だからこそ、歪んだ教えを誰かが正さなければならない。誰でもいいなら、自分が遂行してもいいはずだ。その純粋な傲慢でもって、アスターは胸を張った。
「お父さんが指輪を贈ってくれた意味を、ようやく、理解できました。深碧の民の末裔として、あたし一人だけでも、最後まで向き合わなくちゃ」
そう言って、少女は笑った。からりと晴れた夏の空を思わせる、爽やかな表情だ。相対した彼は、眉間に縦皺を作り、こちらをじっと見つめている。握りしめられた両手の拳は、少しばかり色が引いているようにも見える。大きく息を吸った彼の肩が緩やかに動き、また、元の形へと萎んでいく。深く息をついたローリエは、寄せていた眉を離して、真一文字になっている口角を綻ばせた。

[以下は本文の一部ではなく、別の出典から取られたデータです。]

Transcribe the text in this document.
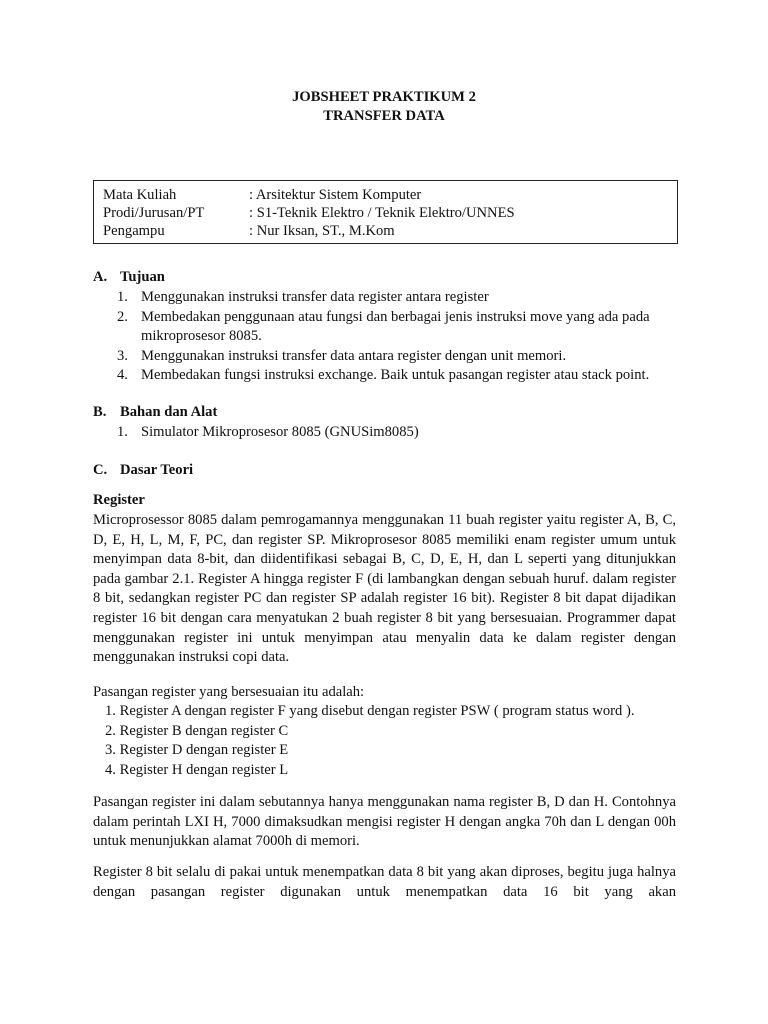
JOBSHEET PRAKTIKUM 2
TRANSFER DATA
Mata Kuliah	: Arsitektur Sistem Komputer
Prodi/Jurusan/PT	: S1-Teknik Elektro / Teknik Elektro/UNNES
Pengampu	: Nur Iksan, ST., M.Kom
A. Tujuan
1. Menggunakan instruksi transfer data register antara register
2. Membedakan penggunaan atau fungsi dan berbagai jenis instruksi move yang ada pada mikroprosesor 8085.
3. Menggunakan instruksi transfer data antara register dengan unit memori.
4. Membedakan fungsi instruksi exchange. Baik untuk pasangan register atau stack point.
B. Bahan dan Alat
1. Simulator Mikroprosesor 8085 (GNUSim8085)
C. Dasar Teori
Register

Microprosessor 8085 dalam pemrogamannya menggunakan 11 buah register yaitu register A, B, C, D, E, H, L, M, F, PC, dan register SP. Mikroprosesor 8085 memiliki enam register umum untuk menyimpan data 8-bit, dan diidentifikasi sebagai B, C, D, E, H, dan L seperti yang ditunjukkan pada gambar 2.1. Register A hingga register F (di lambangkan dengan sebuah huruf. dalam register 8 bit, sedangkan register PC dan register SP adalah register 16 bit). Register 8 bit dapat dijadikan register 16 bit dengan cara menyatukan 2 buah register 8 bit yang bersesuaian. Programmer dapat menggunakan register ini untuk menyimpan atau menyalin data ke dalam register dengan menggunakan instruksi copi data.

Pasangan register yang bersesuaian itu adalah:

1. Register A dengan register F yang disebut dengan register PSW ( program status word ).
2. Register B dengan register C
3. Register D dengan register E
4. Register H dengan register L

Pasangan register ini dalam sebutannya hanya menggunakan nama register B, D dan H. Contohnya dalam perintah LXI H, 7000 dimaksudkan mengisi register H dengan angka 70h dan L dengan 00h untuk menunjukkan alamat 7000h di memori.

Register 8 bit selalu di pakai untuk menempatkan data 8 bit yang akan diproses, begitu juga halnya dengan pasangan register digunakan untuk menempatkan data 16 bit yang akan
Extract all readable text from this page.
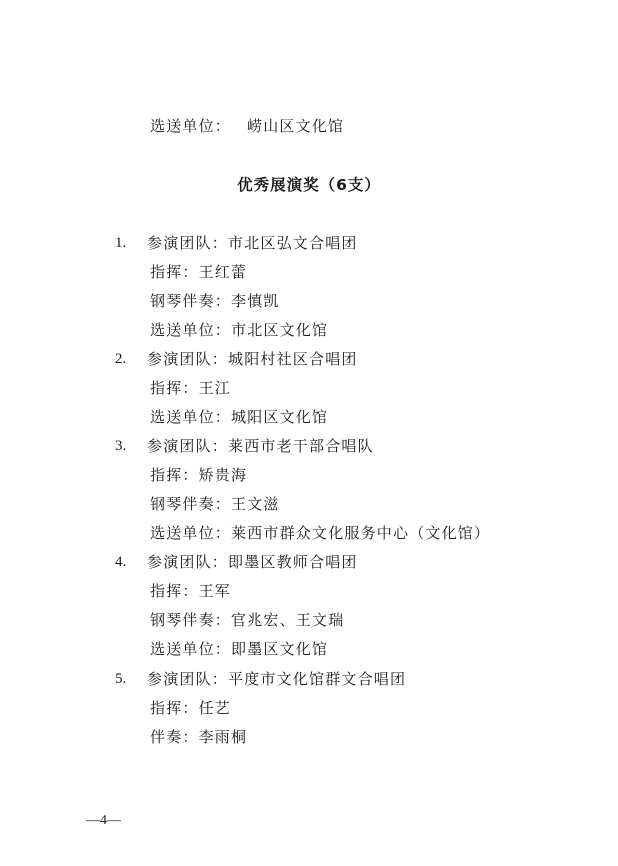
选送单位： 崂山区文化馆
优秀展演奖（6支）
1. 参演团队：市北区弘文合唱团
指挥：王红蕾
钢琴伴奏：李慎凯
选送单位：市北区文化馆
2. 参演团队：城阳村社区合唱团
指挥：王江
选送单位：城阳区文化馆
3. 参演团队：莱西市老干部合唱队
指挥：矫贵海
钢琴伴奏：王文滋
选送单位：莱西市群众文化服务中心（文化馆）
4. 参演团队：即墨区教师合唱团
指挥：王军
钢琴伴奏：官兆宏、王文瑞
选送单位：即墨区文化馆
5. 参演团队：平度市文化馆群文合唱团
指挥：任艺
伴奏：李雨桐
—4—
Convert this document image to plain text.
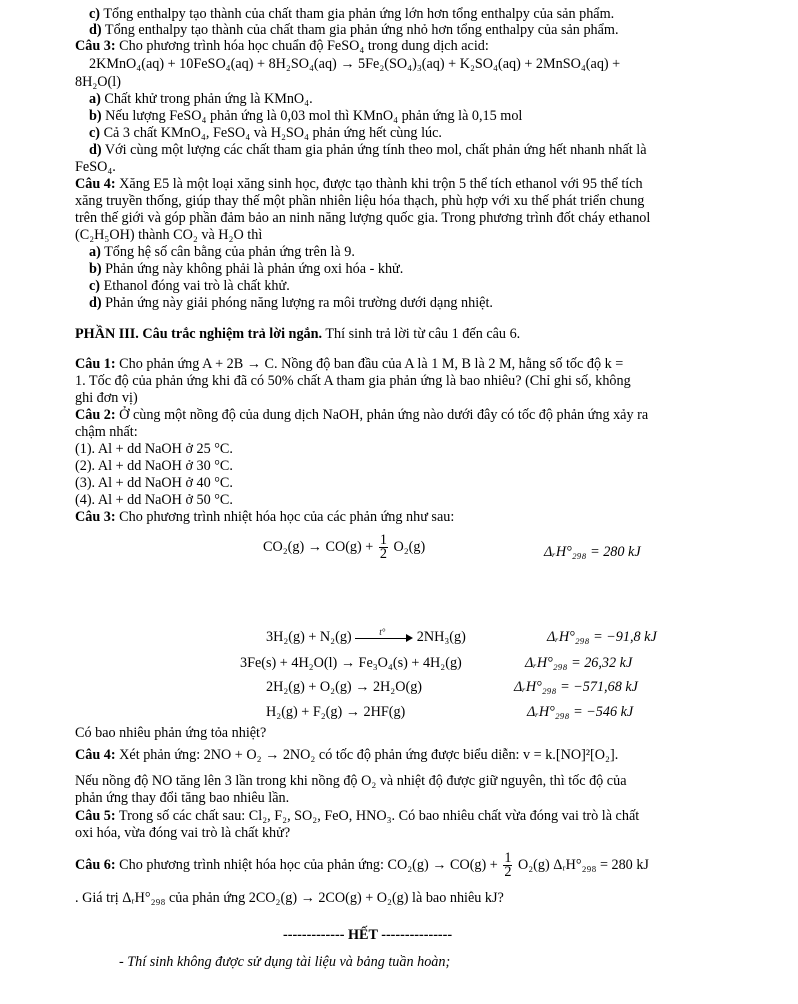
c) Tổng enthalpy tạo thành của chất tham gia phản ứng lớn hơn tổng enthalpy của sản phẩm.
d) Tổng enthalpy tạo thành của chất tham gia phản ứng nhỏ hơn tổng enthalpy của sản phẩm.
Câu 3: Cho phương trình hóa học chuẩn độ FeSO₄ trong dung dịch acid:
2KMnO₄(aq) + 10FeSO₄(aq) + 8H₂SO₄(aq) → 5Fe₂(SO₄)₃(aq) + K₂SO₄(aq) + 2MnSO₄(aq) +
8H₂O(l)
a) Chất khử trong phản ứng là KMnO₄.
b) Nếu lượng FeSO₄ phản ứng là 0,03 mol thì KMnO₄ phản ứng là 0,15 mol
c) Cả 3 chất KMnO₄, FeSO₄ và H₂SO₄ phản ứng hết cùng lúc.
d) Với cùng một lượng các chất tham gia phản ứng tính theo mol, chất phản ứng hết nhanh nhất là
FeSO₄.
Câu 4: Xăng E5 là một loại xăng sinh học, được tạo thành khi trộn 5 thể tích ethanol với 95 thể tích
xăng truyền thống, giúp thay thế một phần nhiên liệu hóa thạch, phù hợp với xu thế phát triển chung
trên thế giới và góp phần đảm bảo an ninh năng lượng quốc gia. Trong phương trình đốt cháy ethanol
(C₂H₅OH) thành CO₂ và H₂O thì
a) Tổng hệ số cân bằng của phản ứng trên là 9.
b) Phản ứng này không phải là phản ứng oxi hóa - khử.
c) Ethanol đóng vai trò là chất khử.
d) Phản ứng này giải phóng năng lượng ra môi trường dưới dạng nhiệt.
PHẦN III. Câu trắc nghiệm trả lời ngắn. Thí sinh trả lời từ câu 1 đến câu 6.
Câu 1: Cho phản ứng A + 2B → C. Nồng độ ban đầu của A là 1 M, B là 2 M, hằng số tốc độ k =
1. Tốc độ của phản ứng khi đã có 50% chất A tham gia phản ứng là bao nhiêu? (Chỉ ghi số, không
ghi đơn vị)
Câu 2: Ở cùng một nồng độ của dung dịch NaOH, phản ứng nào dưới đây có tốc độ phản ứng xảy ra
chậm nhất:
(1). Al + dd NaOH ở 25 °C.
(2). Al + dd NaOH ở 30 °C.
(3). Al + dd NaOH ở 40 °C.
(4). Al + dd NaOH ở 50 °C.
Câu 3: Cho phương trình nhiệt hóa học của các phản ứng như sau:
$CO_2(g) \to CO(g) + \frac{1}{2} O_2(g)$	ΔᵣH°₂₉₈ = 280 kJ
3H₂(g) + N₂(g)	t° 2NH₃(g)	ΔᵣH°₂₉₈ = −91,8 kJ
3Fe(s) + 4H₂O(l) → Fe₃O₄(s) + 4H₂(g)	ΔᵣH°₂₉₈ = 26,32 kJ
2H₂(g) + O₂(g) → 2H₂O(g)	ΔᵣH°₂₉₈ = −571,68 kJ
H₂(g) + F₂(g) → 2HF(g)	ΔᵣH°₂₉₈ = −546 kJ
Có bao nhiêu phản ứng tỏa nhiệt?
Câu 4: Xét phản ứng: 2NO + O₂ → 2NO₂ có tốc độ phản ứng được biểu diễn: v = k.[NO]²[O₂].
Nếu nồng độ NO tăng lên 3 lần trong khi nồng độ O₂ và nhiệt độ được giữ nguyên, thì tốc độ của
phản ứng thay đổi tăng bao nhiêu lần.
Câu 5: Trong số các chất sau: Cl₂, F₂, SO₂, FeO, HNO₃. Có bao nhiêu chất vừa đóng vai trò là chất
oxi hóa, vừa đóng vai trò là chất khử?
Câu 6: Cho phương trình nhiệt hóa học của phản ứng: $CO_2(g) \to CO(g) + \frac{1}{2} O_2(g)$ ΔᵣH°₂₉₈ = 280 kJ
. Giá trị ΔᵣH°₂₉₈ của phản ứng 2CO₂(g) → 2CO(g) + O₂(g) là bao nhiêu kJ?
------------- HẾT ---------------
- Thí sinh không được sử dụng tài liệu và bảng tuần hoàn;
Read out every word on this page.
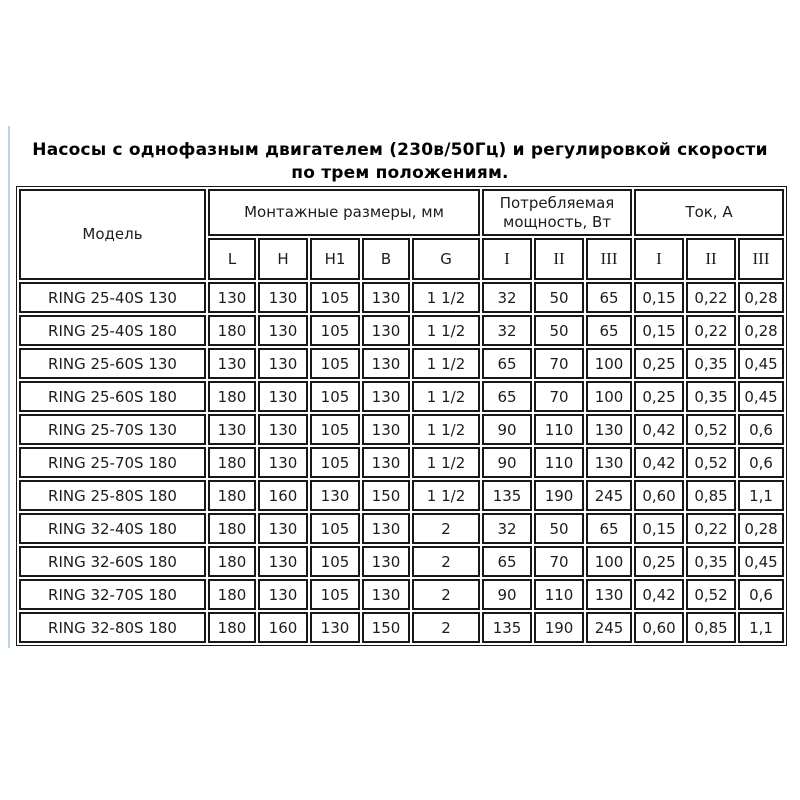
Насосы с однофазным двигателем (230в/50Гц) и регулировкой скорости
по трем положениям.
Модель	Монтажные размеры, мм					Потребляемая мощность, Вт			Ток, А		
	L	H	H1	B	G	I	II	III	I	II	III
RING 25-40S 130	130	130	105	130	1 1/2	32	50	65	0,15	0,22	0,28
RING 25-40S 180	180	130	105	130	1 1/2	32	50	65	0,15	0,22	0,28
RING 25-60S 130	130	130	105	130	1 1/2	65	70	100	0,25	0,35	0,45
RING 25-60S 180	180	130	105	130	1 1/2	65	70	100	0,25	0,35	0,45
RING 25-70S 130	130	130	105	130	1 1/2	90	110	130	0,42	0,52	0,6
RING 25-70S 180	180	130	105	130	1 1/2	90	110	130	0,42	0,52	0,6
RING 25-80S 180	180	160	130	150	1 1/2	135	190	245	0,60	0,85	1,1
RING 32-40S 180	180	130	105	130	2	32	50	65	0,15	0,22	0,28
RING 32-60S 180	180	130	105	130	2	65	70	100	0,25	0,35	0,45
RING 32-70S 180	180	130	105	130	2	90	110	130	0,42	0,52	0,6
RING 32-80S 180	180	160	130	150	2	135	190	245	0,60	0,85	1,1
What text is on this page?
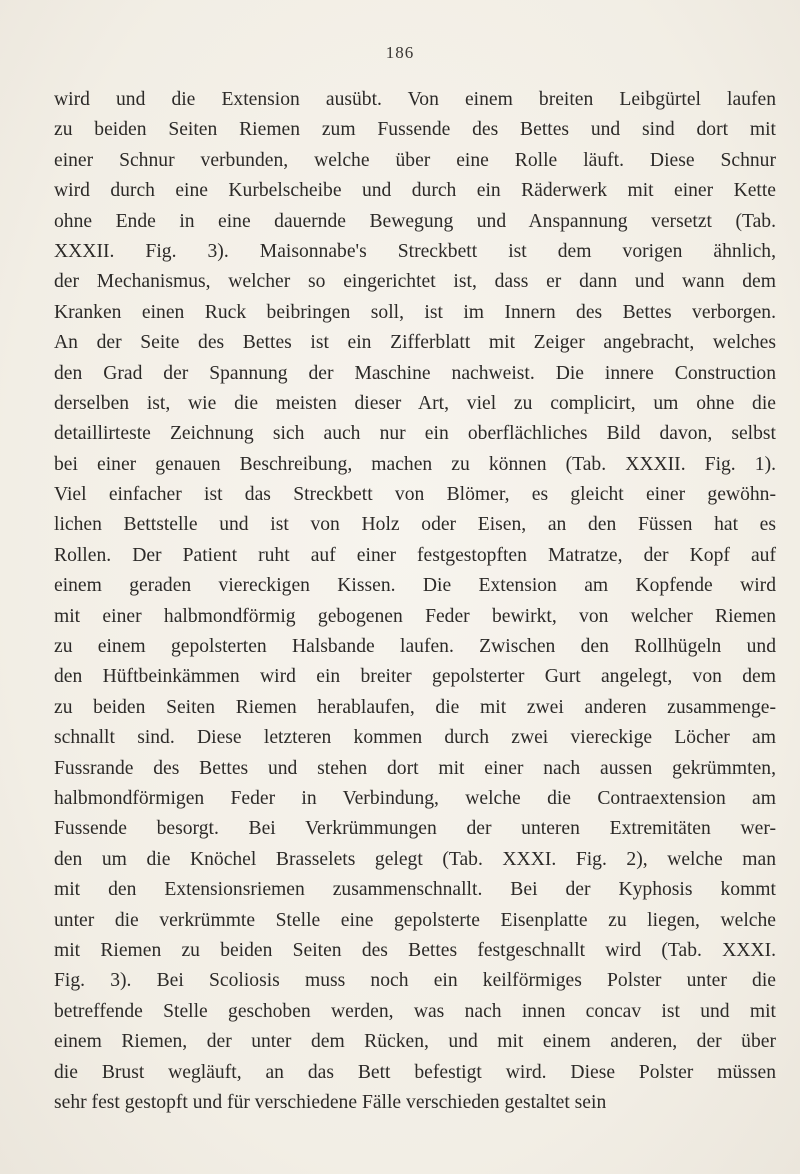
186
wird und die Extension ausübt. Von einem breiten Leibgürtel laufen
zu beiden Seiten Riemen zum Fussende des Bettes und sind dort mit
einer Schnur verbunden, welche über eine Rolle läuft. Diese Schnur
wird durch eine Kurbelscheibe und durch ein Räderwerk mit einer Kette
ohne Ende in eine dauernde Bewegung und Anspannung versetzt (Tab.
XXXII. Fig. 3). Maisonnabe's Streckbett ist dem vorigen ähnlich,
der Mechanismus, welcher so eingerichtet ist, dass er dann und wann dem
Kranken einen Ruck beibringen soll, ist im Innern des Bettes verborgen.
An der Seite des Bettes ist ein Zifferblatt mit Zeiger angebracht, welches
den Grad der Spannung der Maschine nachweist. Die innere Construction
derselben ist, wie die meisten dieser Art, viel zu complicirt, um ohne die
detaillirteste Zeichnung sich auch nur ein oberflächliches Bild davon, selbst
bei einer genauen Beschreibung, machen zu können (Tab. XXXII. Fig. 1).
Viel einfacher ist das Streckbett von Blömer, es gleicht einer gewöhn-
lichen Bettstelle und ist von Holz oder Eisen, an den Füssen hat es
Rollen. Der Patient ruht auf einer festgestopften Matratze, der Kopf auf
einem geraden viereckigen Kissen. Die Extension am Kopfende wird
mit einer halbmondförmig gebogenen Feder bewirkt, von welcher Riemen
zu einem gepolsterten Halsbande laufen. Zwischen den Rollhügeln und
den Hüftbeinkämmen wird ein breiter gepolsterter Gurt angelegt, von dem
zu beiden Seiten Riemen herablaufen, die mit zwei anderen zusammenge-
schnallt sind. Diese letzteren kommen durch zwei viereckige Löcher am
Fussrande des Bettes und stehen dort mit einer nach aussen gekrümmten,
halbmondförmigen Feder in Verbindung, welche die Contraextension am
Fussende besorgt. Bei Verkrümmungen der unteren Extremitäten wer-
den um die Knöchel Brasselets gelegt (Tab. XXXI. Fig. 2), welche man
mit den Extensionsriemen zusammenschnallt. Bei der Kyphosis kommt
unter die verkrümmte Stelle eine gepolsterte Eisenplatte zu liegen, welche
mit Riemen zu beiden Seiten des Bettes festgeschnallt wird (Tab. XXXI.
Fig. 3). Bei Scoliosis muss noch ein keilförmiges Polster unter die
betreffende Stelle geschoben werden, was nach innen concav ist und mit
einem Riemen, der unter dem Rücken, und mit einem anderen, der über
die Brust wegläuft, an das Bett befestigt wird. Diese Polster müssen
sehr fest gestopft und für verschiedene Fälle verschieden gestaltet sein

「つくづく、手前が苦労する方にばかり強情な子だ……」
アスターは、彼の笑顔に応えようとした。ローリエの手を取り、今しばらくは手伝いを続けてくれたら嬉しいと、首を垂れるつもりで視線を下げた。その彼女が、次に焦点を合わせたのは、無骨な彼の掌ではなく、見る間に赤色が滲んでいく彼の脇腹だった。全身に鳥肌を立たせた少女は、突き出た部分も多い地面へと倒れかけた男を、すんでのところで抱き留める。
――重い!
幼子を抱えるにしても、起きているうちに肩車をするのと、眠った後で持ち上げるのとでは、まるで苦労が違う。彼の身体が重いのは、意識が遠のきつつある証拠だ。子ども一人分の力は、成人男性の肉体を支えるために必要な量に到底及ばず、ローリエの片膝は地面に着いた。血管の浮かぶ彼の右手が、ストール越しに患部を強く圧迫している。
「おじさま、おじさま! しっかりして!」
叫ぶように呼んだ彼の背中には、前面よりも広く赤が染みている。元から濃い色の上着が端まで濡れそぼって、許容量を超えた血液が垂れた。あっという間にできた水溜まりには、鉄の臭いが低く漂っている。彼の身に降りかかっている激痛を想像したアスターは、手元の震えと鳴る奥歯を必死に押し殺す。男の荒れた息は、こんな時でも白く濁っていた。